Meine Schatten wirbelten kräftig umher, als sie die Anwesenheit von jemand anderem spürten. Ich drehte mich um und blickte in das Violett meines Freundes und Bruders. Rhysand kam auf mich zu und zog mich in eine feste Umarmung. Ich grinste schief, während meine Schatten umherschwebten.
Als er sich von mir löste, blieb mir keine Zeit um ihn zu begrüßen, denn er boxte mir fest gegen die Schulter. Ich stöhnte auf und griff nach der Stelle. »Wofür war das denn?«, fragte ich und rieb den Schmerz weg. Hätte er gewusst, dass sich genau an dieser Stelle eine Wunde befand, hätte er nicht zugeschlagen. Wobei ich nicht darauf gewettet hätte.
»Schon einmal daran gedacht, eine Nachricht zu senden, du Idiot?« Rhysand funkelte mich böse an. »Wir haben fast einen Monat lang nichts von dir gehört.«
Seufzend ließ ich die Schultern sinken und schloss die Augen. Erschöpft fuhr ich mir mit der Hand über Haar und Gesicht, ohne dabei die schmerzende Schulter zu belasten. »Glaubst du mir, wenn ich dir sage, dass ich nicht einmal die Gelegenheit hatte, Melany zu schreiben?« Ich schüttelte mit einem bitteren Lächeln den Kopf. »Sie muss sicherlich am Ausflippen sein.«
Rhys nickte bekräftigend, doch seine Gesichtszüge wurden sanfter. Vielleicht hatte er ja genug Mitleid mit mir um nicht noch einmal zuzuschlagen. Ich hatte keine Lust, die Wunde erneut zuzunähen. »Sie hat dir mehrmals geschrieben. Mor und Feyre sind jetzt am Tageshof bei ihr.«
Ich nickte bloß. Rhys bedeutete mit einem Kopfnicken, ihm in die Flussvilla zu folgen.
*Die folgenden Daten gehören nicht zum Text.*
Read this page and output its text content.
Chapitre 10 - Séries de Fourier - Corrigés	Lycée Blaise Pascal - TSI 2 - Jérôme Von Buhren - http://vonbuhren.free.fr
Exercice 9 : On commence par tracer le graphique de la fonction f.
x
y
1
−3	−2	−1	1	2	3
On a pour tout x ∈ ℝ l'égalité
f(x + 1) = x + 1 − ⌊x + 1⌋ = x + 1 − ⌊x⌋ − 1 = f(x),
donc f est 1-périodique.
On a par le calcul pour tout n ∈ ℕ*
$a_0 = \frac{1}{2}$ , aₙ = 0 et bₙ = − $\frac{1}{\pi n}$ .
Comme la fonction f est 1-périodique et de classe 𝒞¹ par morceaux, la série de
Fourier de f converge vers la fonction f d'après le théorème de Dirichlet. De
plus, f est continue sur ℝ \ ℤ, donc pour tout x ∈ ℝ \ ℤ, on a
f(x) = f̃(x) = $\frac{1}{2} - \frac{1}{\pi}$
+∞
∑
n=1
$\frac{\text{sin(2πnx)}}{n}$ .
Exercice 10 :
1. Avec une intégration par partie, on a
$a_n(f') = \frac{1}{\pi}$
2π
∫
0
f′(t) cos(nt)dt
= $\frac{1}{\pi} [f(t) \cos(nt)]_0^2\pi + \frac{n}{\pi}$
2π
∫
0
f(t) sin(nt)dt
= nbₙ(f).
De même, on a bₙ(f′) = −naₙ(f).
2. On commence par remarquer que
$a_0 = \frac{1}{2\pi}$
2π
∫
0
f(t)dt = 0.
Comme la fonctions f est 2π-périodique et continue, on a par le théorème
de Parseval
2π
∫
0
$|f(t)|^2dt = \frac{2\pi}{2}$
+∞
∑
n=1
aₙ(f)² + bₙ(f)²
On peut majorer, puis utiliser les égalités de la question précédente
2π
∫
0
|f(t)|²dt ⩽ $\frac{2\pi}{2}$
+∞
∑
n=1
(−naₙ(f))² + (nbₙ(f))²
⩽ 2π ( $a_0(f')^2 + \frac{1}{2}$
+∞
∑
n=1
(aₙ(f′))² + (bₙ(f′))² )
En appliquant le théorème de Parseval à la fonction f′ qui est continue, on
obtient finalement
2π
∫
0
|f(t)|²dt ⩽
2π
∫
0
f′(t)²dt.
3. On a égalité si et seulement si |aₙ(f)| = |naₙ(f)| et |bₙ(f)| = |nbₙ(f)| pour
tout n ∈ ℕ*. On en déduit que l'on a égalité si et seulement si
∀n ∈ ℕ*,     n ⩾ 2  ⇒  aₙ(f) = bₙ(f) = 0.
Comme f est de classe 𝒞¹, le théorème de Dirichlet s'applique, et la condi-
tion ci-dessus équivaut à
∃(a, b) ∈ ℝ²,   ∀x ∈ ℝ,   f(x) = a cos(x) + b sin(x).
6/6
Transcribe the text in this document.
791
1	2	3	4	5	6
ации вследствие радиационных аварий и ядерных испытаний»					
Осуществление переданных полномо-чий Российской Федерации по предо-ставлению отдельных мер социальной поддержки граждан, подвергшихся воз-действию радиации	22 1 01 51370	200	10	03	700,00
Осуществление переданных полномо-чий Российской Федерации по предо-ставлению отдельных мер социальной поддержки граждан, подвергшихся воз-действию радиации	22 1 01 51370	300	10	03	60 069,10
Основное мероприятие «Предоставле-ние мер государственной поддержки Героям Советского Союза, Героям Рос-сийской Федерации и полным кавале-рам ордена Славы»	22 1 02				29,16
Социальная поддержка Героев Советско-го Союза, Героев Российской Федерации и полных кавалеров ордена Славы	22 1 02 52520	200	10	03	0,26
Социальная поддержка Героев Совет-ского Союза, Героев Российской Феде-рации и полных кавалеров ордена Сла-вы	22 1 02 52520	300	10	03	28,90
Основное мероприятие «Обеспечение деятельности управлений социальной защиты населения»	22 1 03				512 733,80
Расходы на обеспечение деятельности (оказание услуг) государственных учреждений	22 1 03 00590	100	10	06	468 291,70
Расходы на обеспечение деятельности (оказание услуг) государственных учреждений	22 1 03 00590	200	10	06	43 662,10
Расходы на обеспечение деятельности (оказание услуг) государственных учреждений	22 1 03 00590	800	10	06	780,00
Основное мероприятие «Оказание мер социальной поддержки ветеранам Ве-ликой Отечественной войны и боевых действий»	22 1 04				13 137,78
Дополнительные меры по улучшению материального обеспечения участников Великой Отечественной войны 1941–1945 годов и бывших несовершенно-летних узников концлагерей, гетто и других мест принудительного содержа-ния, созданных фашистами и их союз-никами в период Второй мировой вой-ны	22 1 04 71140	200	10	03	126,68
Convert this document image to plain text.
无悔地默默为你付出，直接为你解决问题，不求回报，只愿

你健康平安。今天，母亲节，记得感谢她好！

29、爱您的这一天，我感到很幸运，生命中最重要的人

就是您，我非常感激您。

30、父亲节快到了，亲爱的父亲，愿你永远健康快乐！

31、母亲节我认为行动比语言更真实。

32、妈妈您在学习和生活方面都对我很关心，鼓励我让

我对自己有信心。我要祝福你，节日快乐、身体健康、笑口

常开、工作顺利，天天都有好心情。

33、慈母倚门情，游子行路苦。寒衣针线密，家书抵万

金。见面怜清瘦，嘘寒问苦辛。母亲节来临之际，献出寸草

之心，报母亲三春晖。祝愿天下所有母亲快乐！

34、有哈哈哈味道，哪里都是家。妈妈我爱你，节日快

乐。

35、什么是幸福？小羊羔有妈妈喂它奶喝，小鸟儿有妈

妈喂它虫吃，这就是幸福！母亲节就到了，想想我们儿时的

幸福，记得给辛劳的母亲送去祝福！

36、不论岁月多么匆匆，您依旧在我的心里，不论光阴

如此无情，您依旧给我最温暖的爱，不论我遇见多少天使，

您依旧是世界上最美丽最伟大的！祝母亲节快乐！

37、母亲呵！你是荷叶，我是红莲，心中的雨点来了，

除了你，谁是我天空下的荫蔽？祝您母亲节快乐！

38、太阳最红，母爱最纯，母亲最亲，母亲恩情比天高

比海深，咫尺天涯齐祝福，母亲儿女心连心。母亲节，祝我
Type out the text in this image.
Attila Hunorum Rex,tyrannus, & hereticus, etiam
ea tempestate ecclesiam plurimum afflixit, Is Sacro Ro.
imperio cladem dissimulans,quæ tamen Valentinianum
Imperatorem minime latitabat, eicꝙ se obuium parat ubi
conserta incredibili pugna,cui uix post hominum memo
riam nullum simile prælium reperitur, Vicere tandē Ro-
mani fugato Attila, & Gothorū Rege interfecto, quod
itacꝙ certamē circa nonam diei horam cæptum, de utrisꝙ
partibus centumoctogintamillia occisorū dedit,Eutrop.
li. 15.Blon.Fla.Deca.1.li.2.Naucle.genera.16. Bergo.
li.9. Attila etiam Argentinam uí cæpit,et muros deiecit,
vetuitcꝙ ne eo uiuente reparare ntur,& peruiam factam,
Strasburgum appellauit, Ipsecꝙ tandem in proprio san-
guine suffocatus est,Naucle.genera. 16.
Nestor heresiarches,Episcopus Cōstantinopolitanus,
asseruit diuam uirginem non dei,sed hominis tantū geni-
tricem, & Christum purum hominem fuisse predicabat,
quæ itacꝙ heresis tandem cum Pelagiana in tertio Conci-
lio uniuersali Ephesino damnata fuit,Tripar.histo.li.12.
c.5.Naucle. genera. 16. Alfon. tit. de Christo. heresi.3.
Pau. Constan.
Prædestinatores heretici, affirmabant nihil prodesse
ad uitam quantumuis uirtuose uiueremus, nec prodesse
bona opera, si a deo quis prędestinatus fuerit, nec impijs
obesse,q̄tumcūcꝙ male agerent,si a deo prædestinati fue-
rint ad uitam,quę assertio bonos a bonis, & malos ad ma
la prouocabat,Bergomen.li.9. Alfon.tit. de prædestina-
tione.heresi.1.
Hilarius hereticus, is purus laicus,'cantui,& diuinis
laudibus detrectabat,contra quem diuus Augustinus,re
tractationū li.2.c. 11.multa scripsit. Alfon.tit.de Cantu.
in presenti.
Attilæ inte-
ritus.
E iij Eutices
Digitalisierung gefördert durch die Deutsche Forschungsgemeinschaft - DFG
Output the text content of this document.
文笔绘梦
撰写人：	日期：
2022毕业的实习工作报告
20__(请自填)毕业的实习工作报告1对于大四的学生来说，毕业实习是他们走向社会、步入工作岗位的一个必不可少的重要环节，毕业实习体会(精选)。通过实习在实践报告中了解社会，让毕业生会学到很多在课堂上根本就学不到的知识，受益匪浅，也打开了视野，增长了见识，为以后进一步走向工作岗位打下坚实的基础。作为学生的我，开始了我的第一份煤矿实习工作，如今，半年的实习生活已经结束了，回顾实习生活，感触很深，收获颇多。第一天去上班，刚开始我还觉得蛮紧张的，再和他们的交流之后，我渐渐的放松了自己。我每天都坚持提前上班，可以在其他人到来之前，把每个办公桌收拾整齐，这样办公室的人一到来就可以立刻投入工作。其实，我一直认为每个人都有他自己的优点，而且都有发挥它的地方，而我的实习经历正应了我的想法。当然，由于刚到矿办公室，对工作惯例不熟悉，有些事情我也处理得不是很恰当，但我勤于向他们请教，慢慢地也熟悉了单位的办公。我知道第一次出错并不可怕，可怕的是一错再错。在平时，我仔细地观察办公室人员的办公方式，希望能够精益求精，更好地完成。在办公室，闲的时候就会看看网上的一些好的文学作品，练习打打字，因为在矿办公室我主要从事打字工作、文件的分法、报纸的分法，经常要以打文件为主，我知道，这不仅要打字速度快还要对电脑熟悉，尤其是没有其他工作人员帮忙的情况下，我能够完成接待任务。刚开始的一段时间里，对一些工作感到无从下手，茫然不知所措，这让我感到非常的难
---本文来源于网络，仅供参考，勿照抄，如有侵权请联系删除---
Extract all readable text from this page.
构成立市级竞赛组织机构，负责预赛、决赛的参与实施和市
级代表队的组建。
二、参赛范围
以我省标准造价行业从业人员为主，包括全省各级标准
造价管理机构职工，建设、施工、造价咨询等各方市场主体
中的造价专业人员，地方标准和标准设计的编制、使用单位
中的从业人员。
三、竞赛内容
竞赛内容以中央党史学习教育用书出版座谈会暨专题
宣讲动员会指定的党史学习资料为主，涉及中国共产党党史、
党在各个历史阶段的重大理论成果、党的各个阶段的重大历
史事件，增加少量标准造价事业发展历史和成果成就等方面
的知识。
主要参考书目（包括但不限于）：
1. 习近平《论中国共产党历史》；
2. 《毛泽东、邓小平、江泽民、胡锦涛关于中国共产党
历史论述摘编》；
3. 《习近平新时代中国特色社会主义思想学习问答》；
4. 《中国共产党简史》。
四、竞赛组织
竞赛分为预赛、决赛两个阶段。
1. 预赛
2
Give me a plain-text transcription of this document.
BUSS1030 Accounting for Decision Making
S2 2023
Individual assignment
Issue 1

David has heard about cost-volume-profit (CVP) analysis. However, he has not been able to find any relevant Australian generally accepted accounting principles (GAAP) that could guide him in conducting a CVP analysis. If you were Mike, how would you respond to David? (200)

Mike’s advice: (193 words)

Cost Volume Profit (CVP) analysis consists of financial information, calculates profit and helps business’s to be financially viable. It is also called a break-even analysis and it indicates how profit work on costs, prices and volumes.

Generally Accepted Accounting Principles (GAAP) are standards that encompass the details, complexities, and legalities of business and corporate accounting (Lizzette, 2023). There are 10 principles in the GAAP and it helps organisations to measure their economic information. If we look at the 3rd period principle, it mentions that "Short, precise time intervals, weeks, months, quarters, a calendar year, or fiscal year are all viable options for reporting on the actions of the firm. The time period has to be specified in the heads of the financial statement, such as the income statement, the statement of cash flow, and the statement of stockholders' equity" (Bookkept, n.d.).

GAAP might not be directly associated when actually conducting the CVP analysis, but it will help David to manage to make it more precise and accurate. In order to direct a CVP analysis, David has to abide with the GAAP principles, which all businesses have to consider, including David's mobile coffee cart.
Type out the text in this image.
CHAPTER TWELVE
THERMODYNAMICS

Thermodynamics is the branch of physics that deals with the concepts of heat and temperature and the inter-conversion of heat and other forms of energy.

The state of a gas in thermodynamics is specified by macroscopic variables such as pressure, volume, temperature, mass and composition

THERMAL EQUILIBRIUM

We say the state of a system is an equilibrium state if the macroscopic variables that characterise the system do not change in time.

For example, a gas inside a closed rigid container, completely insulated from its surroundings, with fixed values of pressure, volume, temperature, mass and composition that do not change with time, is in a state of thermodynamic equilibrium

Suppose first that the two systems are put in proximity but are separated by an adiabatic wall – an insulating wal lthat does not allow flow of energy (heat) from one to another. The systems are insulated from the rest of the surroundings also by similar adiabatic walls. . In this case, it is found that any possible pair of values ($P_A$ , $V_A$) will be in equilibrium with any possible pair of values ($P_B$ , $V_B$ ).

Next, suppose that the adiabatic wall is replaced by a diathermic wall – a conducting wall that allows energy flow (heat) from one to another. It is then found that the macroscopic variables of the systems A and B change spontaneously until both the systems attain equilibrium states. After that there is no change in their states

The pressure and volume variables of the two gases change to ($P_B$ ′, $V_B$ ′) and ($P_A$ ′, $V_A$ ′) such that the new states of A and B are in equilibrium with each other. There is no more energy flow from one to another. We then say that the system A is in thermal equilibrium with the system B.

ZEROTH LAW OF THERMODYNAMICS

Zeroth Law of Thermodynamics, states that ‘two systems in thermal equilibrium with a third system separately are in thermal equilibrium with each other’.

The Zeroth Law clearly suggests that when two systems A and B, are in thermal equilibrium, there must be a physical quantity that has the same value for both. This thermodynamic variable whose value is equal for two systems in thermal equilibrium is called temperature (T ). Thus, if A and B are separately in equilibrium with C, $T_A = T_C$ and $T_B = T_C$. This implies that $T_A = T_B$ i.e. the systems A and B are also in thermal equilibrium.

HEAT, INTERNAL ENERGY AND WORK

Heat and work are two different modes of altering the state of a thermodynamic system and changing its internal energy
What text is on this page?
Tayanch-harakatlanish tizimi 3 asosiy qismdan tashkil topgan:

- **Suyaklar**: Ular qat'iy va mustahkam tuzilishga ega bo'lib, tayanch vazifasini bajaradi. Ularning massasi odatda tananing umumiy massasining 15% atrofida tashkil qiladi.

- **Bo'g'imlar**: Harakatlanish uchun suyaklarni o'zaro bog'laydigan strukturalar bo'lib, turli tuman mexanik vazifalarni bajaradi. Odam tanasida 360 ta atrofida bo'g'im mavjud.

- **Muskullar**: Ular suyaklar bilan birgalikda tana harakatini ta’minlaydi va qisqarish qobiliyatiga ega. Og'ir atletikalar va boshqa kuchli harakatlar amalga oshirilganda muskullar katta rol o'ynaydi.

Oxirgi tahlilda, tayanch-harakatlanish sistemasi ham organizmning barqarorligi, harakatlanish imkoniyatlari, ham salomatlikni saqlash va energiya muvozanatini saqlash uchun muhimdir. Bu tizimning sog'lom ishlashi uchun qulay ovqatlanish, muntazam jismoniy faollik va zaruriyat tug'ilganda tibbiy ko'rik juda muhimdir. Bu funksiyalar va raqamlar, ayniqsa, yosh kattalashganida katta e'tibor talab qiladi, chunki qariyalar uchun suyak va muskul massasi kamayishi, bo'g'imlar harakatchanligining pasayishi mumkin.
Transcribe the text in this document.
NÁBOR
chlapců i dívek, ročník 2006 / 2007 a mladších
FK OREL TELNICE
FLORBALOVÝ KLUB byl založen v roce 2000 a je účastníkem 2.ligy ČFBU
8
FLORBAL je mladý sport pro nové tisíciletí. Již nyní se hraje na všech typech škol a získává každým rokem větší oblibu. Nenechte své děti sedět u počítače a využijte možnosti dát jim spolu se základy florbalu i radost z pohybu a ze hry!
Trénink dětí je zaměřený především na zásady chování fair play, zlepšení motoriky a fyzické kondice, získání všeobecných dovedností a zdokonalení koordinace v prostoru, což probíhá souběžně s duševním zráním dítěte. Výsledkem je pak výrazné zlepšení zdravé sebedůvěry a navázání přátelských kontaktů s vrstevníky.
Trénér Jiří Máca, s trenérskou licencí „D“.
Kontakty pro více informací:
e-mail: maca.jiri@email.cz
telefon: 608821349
Nachdem wir einige kurze Worte miteinander gesprochen hatten, schickte er mich in meine Gemächer, damit ich mich ausruhen konnte. Ich sagte ihm zwar, dass es wichtigere Angelegenheiten gäbe, über die wir sprechen müssten, aber er meinte, dass wir ohnehin auf Cassian und Feyre warten müssten. Wenn Mor und Feyre am Morgen vom Tageshof zurückkämen, würden wir über meine Informationen sprechen. Bis dahin hätte ich Zeit, um mich auszuruhen.
Erschöpft und ohne einen weiteren Gedanken an etwas zu verschwenden, fiel ich in mein Bett und schlief nach fast vier Wochen das erste Mal für einige Stunden am Stück. Ich wusste nicht, ob es ein Segen oder ein Fluch war, der Stimme aus meinen Träumen nicht zu begegnen, aber in dieser Nacht blieb es dunkel und leer. Ein traumloser, ruhiger und stimmenloser Schlaf.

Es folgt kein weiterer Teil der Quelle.